El tallerista conocido de un conocido tiene problemas en conseguir algunos repuestos alternativos, porque los originales son importados y cuestan fortunas. Graciela no admite el argumento para postergar el viaje, de modo que decidimos que vaya ella con el padre, en colectivo, y que yo me sume cuando esté listo el auto. Me tranquiliza no tener que evadir los llamados de JUANO, al que le di el teléfono del departamento de Varese. Por alguna razón, me pesa seguir mintiendo a ese muchacho. Le tendré que escribir, anunciándole la postergación de mi visita a Mar del Plata. De ir, finalmente, no tiene por qué enterarse.
Ahora estoy pensando en completar mi colección de Correrías. La decisión de terminar con el Indio no necesariamente debería incluir su versión infantil. Después de todo fue mi primer amor, descubierto en la panadería de Boedo y San Juan, donde mamá me dejaba, cada vez que debía cuidar a papá, y yo la extrañaba, pero cuando volvía a buscarme, entonces ya no la quería por haberme abandonado. Y si bien asimilaba la imagen de mi primo mayor a la del Padrino, las que abundaban allí eran las del Indiecito. Quizá me diversifiqué demasiado. Tendría que haber restringido mi colección a esas revistas, hasta la trescientos, por ejemplo, para ponerle un número redondo, como hizo Ricardo (a) LOLO, el concitadino. Pero hasta la doscientos, con la reciente adquisición, me faltan nada más que dos números, la siete, “Trampas gitanas”, y la setenta y uno, “Del cielo cayó una tía”. Muchísimas menos que las Andanzas, lo que prueba lo marcado de mi predilección. También debe computarse que en las Correrías, salvo la uno y unas pocas tapas, no hay fotocopias, que en cambio, abundan en las otras. Puedo lograr mi propósito rápidamente, aceptando el ofrecimiento de Ricardo (a) LOLO. Con el tiempo, cuando consiga los originales de esos ejemplares, los iré reemplazando. También los de tapas fotocopiadas e, incluso, si mejoro de fortuna, como se dice en derecho, comprar el original de la uno.

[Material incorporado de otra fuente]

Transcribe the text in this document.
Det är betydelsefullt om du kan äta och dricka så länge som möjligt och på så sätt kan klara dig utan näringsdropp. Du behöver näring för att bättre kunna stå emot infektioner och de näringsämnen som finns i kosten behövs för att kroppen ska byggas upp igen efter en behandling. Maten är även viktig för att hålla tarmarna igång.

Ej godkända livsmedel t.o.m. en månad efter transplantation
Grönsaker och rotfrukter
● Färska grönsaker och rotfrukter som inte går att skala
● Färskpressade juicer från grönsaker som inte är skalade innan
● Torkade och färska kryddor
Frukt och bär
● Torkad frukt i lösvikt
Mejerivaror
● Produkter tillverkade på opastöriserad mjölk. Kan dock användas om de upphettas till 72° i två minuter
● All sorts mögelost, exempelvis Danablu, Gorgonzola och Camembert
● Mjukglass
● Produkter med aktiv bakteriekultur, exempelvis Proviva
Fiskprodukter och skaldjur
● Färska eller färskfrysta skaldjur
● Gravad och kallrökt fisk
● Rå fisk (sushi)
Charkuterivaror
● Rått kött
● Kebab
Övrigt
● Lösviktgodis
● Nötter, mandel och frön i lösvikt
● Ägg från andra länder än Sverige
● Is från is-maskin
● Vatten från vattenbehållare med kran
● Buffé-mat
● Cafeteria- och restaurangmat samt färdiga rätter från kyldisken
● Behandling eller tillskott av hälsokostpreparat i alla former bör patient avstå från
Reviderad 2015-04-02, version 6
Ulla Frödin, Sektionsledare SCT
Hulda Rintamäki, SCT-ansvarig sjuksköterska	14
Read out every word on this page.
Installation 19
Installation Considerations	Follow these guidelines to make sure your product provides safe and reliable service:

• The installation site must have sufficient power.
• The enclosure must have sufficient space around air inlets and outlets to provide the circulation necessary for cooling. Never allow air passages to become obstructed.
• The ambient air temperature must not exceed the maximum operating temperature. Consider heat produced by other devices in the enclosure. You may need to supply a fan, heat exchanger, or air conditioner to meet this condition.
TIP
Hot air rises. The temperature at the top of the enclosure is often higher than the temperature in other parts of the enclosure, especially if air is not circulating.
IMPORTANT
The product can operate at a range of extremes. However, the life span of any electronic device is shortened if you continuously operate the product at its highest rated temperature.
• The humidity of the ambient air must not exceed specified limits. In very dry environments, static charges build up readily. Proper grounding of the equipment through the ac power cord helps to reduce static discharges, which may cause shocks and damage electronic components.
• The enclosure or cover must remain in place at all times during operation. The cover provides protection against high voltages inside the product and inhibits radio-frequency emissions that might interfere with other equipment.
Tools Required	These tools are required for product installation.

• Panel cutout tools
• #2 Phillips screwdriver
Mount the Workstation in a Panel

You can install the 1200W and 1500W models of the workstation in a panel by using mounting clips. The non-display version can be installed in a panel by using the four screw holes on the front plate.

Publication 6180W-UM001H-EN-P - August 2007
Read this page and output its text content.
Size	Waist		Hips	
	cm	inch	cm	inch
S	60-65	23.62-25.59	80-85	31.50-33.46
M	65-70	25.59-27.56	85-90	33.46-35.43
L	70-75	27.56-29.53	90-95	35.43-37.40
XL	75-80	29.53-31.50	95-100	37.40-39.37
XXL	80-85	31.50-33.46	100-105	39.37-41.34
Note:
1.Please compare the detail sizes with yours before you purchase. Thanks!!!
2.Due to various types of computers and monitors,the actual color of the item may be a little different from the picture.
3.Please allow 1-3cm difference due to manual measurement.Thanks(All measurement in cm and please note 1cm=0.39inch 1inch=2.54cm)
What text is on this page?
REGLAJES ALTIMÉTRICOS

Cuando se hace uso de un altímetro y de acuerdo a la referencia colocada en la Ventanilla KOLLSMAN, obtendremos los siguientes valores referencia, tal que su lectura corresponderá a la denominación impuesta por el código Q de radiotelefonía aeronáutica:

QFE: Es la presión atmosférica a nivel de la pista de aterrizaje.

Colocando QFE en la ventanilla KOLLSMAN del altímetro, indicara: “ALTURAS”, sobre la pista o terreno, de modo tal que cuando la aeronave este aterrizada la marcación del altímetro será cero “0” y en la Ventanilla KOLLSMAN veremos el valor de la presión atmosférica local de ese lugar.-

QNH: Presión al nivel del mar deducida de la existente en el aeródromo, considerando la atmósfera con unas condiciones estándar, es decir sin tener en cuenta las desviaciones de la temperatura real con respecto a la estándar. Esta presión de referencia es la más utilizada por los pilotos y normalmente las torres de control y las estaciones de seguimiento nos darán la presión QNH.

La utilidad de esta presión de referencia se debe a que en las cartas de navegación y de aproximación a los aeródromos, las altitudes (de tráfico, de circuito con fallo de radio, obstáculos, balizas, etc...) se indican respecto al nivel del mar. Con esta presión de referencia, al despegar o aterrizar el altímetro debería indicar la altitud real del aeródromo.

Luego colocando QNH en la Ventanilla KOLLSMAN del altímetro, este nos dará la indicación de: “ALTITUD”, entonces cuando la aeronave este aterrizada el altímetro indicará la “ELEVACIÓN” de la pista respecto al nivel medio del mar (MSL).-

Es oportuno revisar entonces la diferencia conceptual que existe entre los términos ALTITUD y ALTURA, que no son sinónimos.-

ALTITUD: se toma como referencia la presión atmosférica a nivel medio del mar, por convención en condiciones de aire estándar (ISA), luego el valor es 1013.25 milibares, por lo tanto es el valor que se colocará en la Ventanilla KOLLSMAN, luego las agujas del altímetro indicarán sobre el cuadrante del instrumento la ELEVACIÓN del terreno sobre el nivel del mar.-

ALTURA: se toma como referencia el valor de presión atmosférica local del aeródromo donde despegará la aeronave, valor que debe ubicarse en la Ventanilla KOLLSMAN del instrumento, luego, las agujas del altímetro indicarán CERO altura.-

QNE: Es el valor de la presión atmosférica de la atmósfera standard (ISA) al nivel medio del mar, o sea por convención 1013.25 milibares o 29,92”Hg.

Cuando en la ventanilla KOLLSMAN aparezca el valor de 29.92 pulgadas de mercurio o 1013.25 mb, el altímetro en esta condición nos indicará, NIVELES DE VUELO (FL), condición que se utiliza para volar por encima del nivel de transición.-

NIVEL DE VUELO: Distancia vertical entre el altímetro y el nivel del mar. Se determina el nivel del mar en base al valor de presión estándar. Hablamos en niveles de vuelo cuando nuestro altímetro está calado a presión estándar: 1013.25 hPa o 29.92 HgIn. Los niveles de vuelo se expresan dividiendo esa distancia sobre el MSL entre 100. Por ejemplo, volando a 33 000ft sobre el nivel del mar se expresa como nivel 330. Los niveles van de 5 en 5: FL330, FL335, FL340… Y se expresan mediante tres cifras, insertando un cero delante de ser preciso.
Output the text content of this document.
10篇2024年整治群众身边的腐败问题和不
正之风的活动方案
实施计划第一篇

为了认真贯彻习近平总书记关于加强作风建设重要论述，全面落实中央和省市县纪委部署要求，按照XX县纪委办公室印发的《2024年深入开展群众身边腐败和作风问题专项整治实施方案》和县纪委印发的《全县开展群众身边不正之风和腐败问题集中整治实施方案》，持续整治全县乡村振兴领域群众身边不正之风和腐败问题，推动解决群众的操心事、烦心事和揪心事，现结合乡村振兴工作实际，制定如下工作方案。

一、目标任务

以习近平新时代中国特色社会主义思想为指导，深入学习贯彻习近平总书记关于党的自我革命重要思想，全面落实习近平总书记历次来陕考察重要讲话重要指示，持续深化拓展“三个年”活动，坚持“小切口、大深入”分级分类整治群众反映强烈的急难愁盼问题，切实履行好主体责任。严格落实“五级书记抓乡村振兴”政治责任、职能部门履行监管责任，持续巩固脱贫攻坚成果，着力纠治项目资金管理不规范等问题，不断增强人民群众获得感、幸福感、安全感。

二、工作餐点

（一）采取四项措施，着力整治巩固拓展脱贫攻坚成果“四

Sé que cuando el concitadino me llamó por teléfono me dejó su número, que yo anoté en un papelito y que Graciela debe haber tirado, como tira todo lo que no hace a su propio interés.
Podría darme una vuelta por El Rey del Dulce, pero no me gusta molestar a la gente en su trabajo. Me parece recordar que en un mail del Club del Indio estaba el número. No abro correos desde la vez en Saladillo, así que voy a aprovechar para ponerme al día, y también avisarle a JUANO que no me espere.
No es necesario. Tengo tres líneas de él: Por fin nos estamos empezando a sacar las caretas, chei. No traigas la dos acá. Voy yo a La Plata. La justicia me reclama.
¿Qué dice? ¿Viene? ¿Cuándo? ¿Quiere que le muestre la dos in situ? ¿Y la alusión a la justicia? ¿Se refiere a mí, apenas un modesto colaborador del estudio de mi mujer? ¿Lo de las caretas, es metáfora de conocernos? Estos chicos no se caracterizan por la transparencia. Ya me aclarará. Aunque la historia de la dos me tiene harto, terminaré mintiéndole -la última mentira- que la canjeé por la Correrías. Le muestro ésa y chau picho, que se conforme.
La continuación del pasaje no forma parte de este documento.